На боковой дверце стоит початая бутылка «Dom Perignon». Очень мило…
Как там в старом анекдоте: оптимист скажет, что стакан наполовину полный, а пессимист – наполовину пустой. Сейчас я пессимистка. Бутылка пуста наполовину. Остальная часть, судя по всему, выпита мной и моим ночным незнакомцем. Значит, мы еще и добавили…

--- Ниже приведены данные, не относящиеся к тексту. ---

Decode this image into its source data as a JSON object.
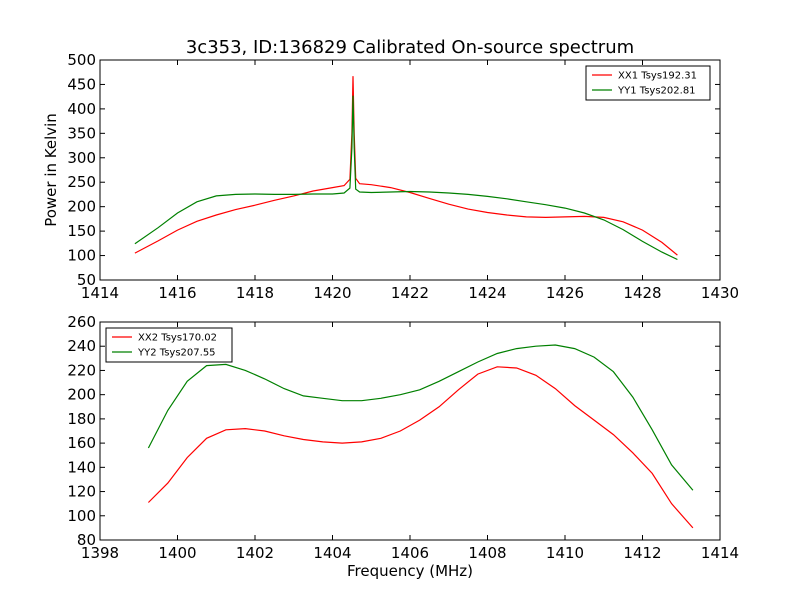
{
  "title": "3c353, ID:136829 Calibrated On-source spectrum",
  "ylabel": "Power in Kelvin",
  "xlabel": "Frequency (MHz)",
  "chart_data": [
    {
      "type": "line",
      "title": "3c353, ID:136829 Calibrated On-source spectrum",
      "xlabel": "",
      "ylabel": "Power in Kelvin",
      "xlim": [
        1414,
        1430
      ],
      "ylim": [
        50,
        500
      ],
      "xticks": [
        1414,
        1416,
        1418,
        1420,
        1422,
        1424,
        1426,
        1428,
        1430
      ],
      "yticks": [
        50,
        100,
        150,
        200,
        250,
        300,
        350,
        400,
        450,
        500
      ],
      "grid": false,
      "legend_position": "top-right",
      "series": [
        {
          "name": "XX1 Tsys192.31",
          "color": "#ff0000",
          "points": [
            [
              1414.9,
              105
            ],
            [
              1415.5,
              130
            ],
            [
              1416.0,
              152
            ],
            [
              1416.5,
              170
            ],
            [
              1417.0,
              183
            ],
            [
              1417.5,
              194
            ],
            [
              1418.0,
              203
            ],
            [
              1418.5,
              213
            ],
            [
              1419.0,
              222
            ],
            [
              1419.5,
              232
            ],
            [
              1420.0,
              239
            ],
            [
              1420.3,
              243
            ],
            [
              1420.45,
              256
            ],
            [
              1420.5,
              350
            ],
            [
              1420.53,
              467
            ],
            [
              1420.56,
              350
            ],
            [
              1420.6,
              258
            ],
            [
              1420.7,
              247
            ],
            [
              1421.0,
              245
            ],
            [
              1421.5,
              239
            ],
            [
              1422.0,
              229
            ],
            [
              1422.5,
              217
            ],
            [
              1423.0,
              205
            ],
            [
              1423.5,
              195
            ],
            [
              1424.0,
              188
            ],
            [
              1424.5,
              183
            ],
            [
              1425.0,
              179
            ],
            [
              1425.5,
              178
            ],
            [
              1426.0,
              179
            ],
            [
              1426.5,
              180
            ],
            [
              1427.0,
              178
            ],
            [
              1427.5,
              169
            ],
            [
              1428.0,
              152
            ],
            [
              1428.5,
              127
            ],
            [
              1428.9,
              101
            ]
          ]
        },
        {
          "name": "YY1 Tsys202.81",
          "color": "#008000",
          "points": [
            [
              1414.9,
              124
            ],
            [
              1415.5,
              157
            ],
            [
              1416.0,
              187
            ],
            [
              1416.5,
              210
            ],
            [
              1417.0,
              222
            ],
            [
              1417.5,
              225
            ],
            [
              1418.0,
              226
            ],
            [
              1418.5,
              225
            ],
            [
              1419.0,
              225
            ],
            [
              1419.5,
              226
            ],
            [
              1420.0,
              226
            ],
            [
              1420.3,
              228
            ],
            [
              1420.45,
              238
            ],
            [
              1420.5,
              320
            ],
            [
              1420.53,
              427
            ],
            [
              1420.56,
              320
            ],
            [
              1420.6,
              236
            ],
            [
              1420.7,
              230
            ],
            [
              1421.0,
              229
            ],
            [
              1421.5,
              230
            ],
            [
              1422.0,
              231
            ],
            [
              1422.5,
              230
            ],
            [
              1423.0,
              228
            ],
            [
              1423.5,
              225
            ],
            [
              1424.0,
              221
            ],
            [
              1424.5,
              216
            ],
            [
              1425.0,
              210
            ],
            [
              1425.5,
              204
            ],
            [
              1426.0,
              197
            ],
            [
              1426.5,
              187
            ],
            [
              1427.0,
              173
            ],
            [
              1427.5,
              153
            ],
            [
              1428.0,
              129
            ],
            [
              1428.5,
              107
            ],
            [
              1428.9,
              92
            ]
          ]
        }
      ]
    },
    {
      "type": "line",
      "title": "",
      "xlabel": "Frequency (MHz)",
      "ylabel": "",
      "xlim": [
        1398,
        1414
      ],
      "ylim": [
        80,
        260
      ],
      "xticks": [
        1398,
        1400,
        1402,
        1404,
        1406,
        1408,
        1410,
        1412,
        1414
      ],
      "yticks": [
        80,
        100,
        120,
        140,
        160,
        180,
        200,
        220,
        240,
        260
      ],
      "grid": false,
      "legend_position": "top-left",
      "series": [
        {
          "name": "XX2 Tsys170.02",
          "color": "#ff0000",
          "points": [
            [
              1399.25,
              111
            ],
            [
              1399.75,
              127
            ],
            [
              1400.25,
              148
            ],
            [
              1400.75,
              164
            ],
            [
              1401.25,
              171
            ],
            [
              1401.75,
              172
            ],
            [
              1402.25,
              170
            ],
            [
              1402.75,
              166
            ],
            [
              1403.25,
              163
            ],
            [
              1403.75,
              161
            ],
            [
              1404.25,
              160
            ],
            [
              1404.75,
              161
            ],
            [
              1405.25,
              164
            ],
            [
              1405.75,
              170
            ],
            [
              1406.25,
              179
            ],
            [
              1406.75,
              190
            ],
            [
              1407.25,
              204
            ],
            [
              1407.75,
              217
            ],
            [
              1408.25,
              223
            ],
            [
              1408.75,
              222
            ],
            [
              1409.25,
              216
            ],
            [
              1409.75,
              205
            ],
            [
              1410.25,
              191
            ],
            [
              1410.75,
              179
            ],
            [
              1411.25,
              167
            ],
            [
              1411.75,
              152
            ],
            [
              1412.25,
              135
            ],
            [
              1412.75,
              110
            ],
            [
              1413.3,
              90
            ]
          ]
        },
        {
          "name": "YY2 Tsys207.55",
          "color": "#008000",
          "points": [
            [
              1399.25,
              156
            ],
            [
              1399.75,
              187
            ],
            [
              1400.25,
              211
            ],
            [
              1400.75,
              224
            ],
            [
              1401.25,
              225
            ],
            [
              1401.75,
              220
            ],
            [
              1402.25,
              213
            ],
            [
              1402.75,
              205
            ],
            [
              1403.25,
              199
            ],
            [
              1403.75,
              197
            ],
            [
              1404.25,
              195
            ],
            [
              1404.75,
              195
            ],
            [
              1405.25,
              197
            ],
            [
              1405.75,
              200
            ],
            [
              1406.25,
              204
            ],
            [
              1406.75,
              211
            ],
            [
              1407.25,
              219
            ],
            [
              1407.75,
              227
            ],
            [
              1408.25,
              234
            ],
            [
              1408.75,
              238
            ],
            [
              1409.25,
              240
            ],
            [
              1409.75,
              241
            ],
            [
              1410.25,
              238
            ],
            [
              1410.75,
              231
            ],
            [
              1411.25,
              219
            ],
            [
              1411.75,
              198
            ],
            [
              1412.25,
              171
            ],
            [
              1412.75,
              142
            ],
            [
              1413.3,
              121
            ]
          ]
        }
      ]
    }
  ]
}
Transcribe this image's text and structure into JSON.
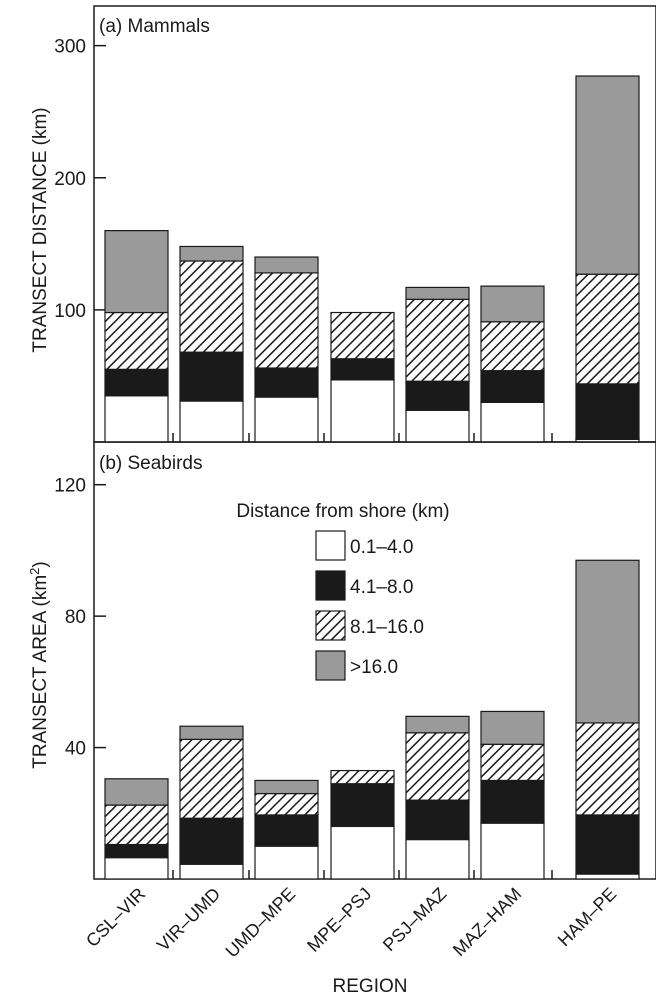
{
  "colors": {
    "open": "#ffffff",
    "black": "#1a1a1a",
    "hatch": "#1a1a1a",
    "gray": "#9a9a9a",
    "axis": "#1a1a1a"
  },
  "xlabel": "REGION",
  "legend": {
    "title": "Distance from shore (km)",
    "entries": [
      "0.1–4.0",
      "4.1–8.0",
      "8.1–16.0",
      ">16.0"
    ]
  },
  "chart_data": [
    {
      "type": "bar",
      "stacked": true,
      "title": "(a) Mammals",
      "ylabel": "TRANSECT DISTANCE (km)",
      "ylim": [
        0,
        330
      ],
      "yticks": [
        100,
        200,
        300
      ],
      "categories": [
        "CSL–VIR",
        "VIR–UMD",
        "UMD–MPE",
        "MPE–PSJ",
        "PSJ–MAZ",
        "MAZ–HAM",
        "HAM–PE"
      ],
      "series": [
        {
          "name": "0.1–4.0",
          "values": [
            35,
            31,
            34,
            47,
            24,
            30,
            2
          ]
        },
        {
          "name": "4.1–8.0",
          "values": [
            20,
            37,
            22,
            16,
            22,
            24,
            42
          ]
        },
        {
          "name": "8.1–16.0",
          "values": [
            43,
            69,
            72,
            35,
            62,
            37,
            83
          ]
        },
        {
          "name": ">16.0",
          "values": [
            62,
            11,
            12,
            0,
            9,
            27,
            150
          ]
        }
      ]
    },
    {
      "type": "bar",
      "stacked": true,
      "title": "(b) Seabirds",
      "ylabel": "TRANSECT AREA (km",
      "ylabel_sup": "2",
      "ylabel_end": ")",
      "ylim": [
        0,
        133
      ],
      "yticks": [
        40,
        80,
        120
      ],
      "categories": [
        "CSL–VIR",
        "VIR–UMD",
        "UMD–MPE",
        "MPE–PSJ",
        "PSJ–MAZ",
        "MAZ–HAM",
        "HAM–PE"
      ],
      "series": [
        {
          "name": "0.1–4.0",
          "values": [
            6.5,
            4.5,
            10,
            16,
            12,
            17,
            1.5
          ]
        },
        {
          "name": "4.1–8.0",
          "values": [
            4,
            14,
            9.5,
            13,
            12,
            13,
            18
          ]
        },
        {
          "name": "8.1–16.0",
          "values": [
            12,
            24,
            6.5,
            4,
            20.5,
            11,
            28
          ]
        },
        {
          "name": ">16.0",
          "values": [
            8,
            4,
            4,
            0,
            5,
            10,
            49.5
          ]
        }
      ]
    }
  ]
}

Интересно, когда мы успели?
Вспоминай, Ниночка, вспоминай…
Ретроспектива:
– Я бы на нашем месте уже потерялся отсюда. – Мужчина с мальчишескими глазами улыбается тепло и немного смущенно. Слово «потеряться» в данном случае выглядит по меньшей мере двусмысленно. Потеряться одной? Или с кем-то?
Он прав. Торжественные речи отгремели, шеф уже обговорил все свои дела, что видно по скучающему лицу Константина Егоровича. Обычно у него вид куда как собраннее. А сейчас, видно, он ждет – не дождется, когда закончится вся эта кутерьма.
Домой хочется мужику. К жене и детям.
– Кстати, меня зовут Глеб.
– Очень кстати, – отвечаю я довольно сухо. – Как в том анекдоте: прекрасная погода, кстати, давайте переспим.
Иногда я бываю невыносима. Язык мой – враг мой.
Но он от души хохочет.
– Честное слово, даже в голове не держал.
– Ой, будет врать-то!
– Я совершенно серьезно. Не в моих привычках заниматься амурными похождениями на подобных тусовках. А слово «кстати» произнес совершенно по другой причине. Я-то знаю ваше имя, а вы мое – нет.
– Ну, и откуда вам известна моя скромная персона?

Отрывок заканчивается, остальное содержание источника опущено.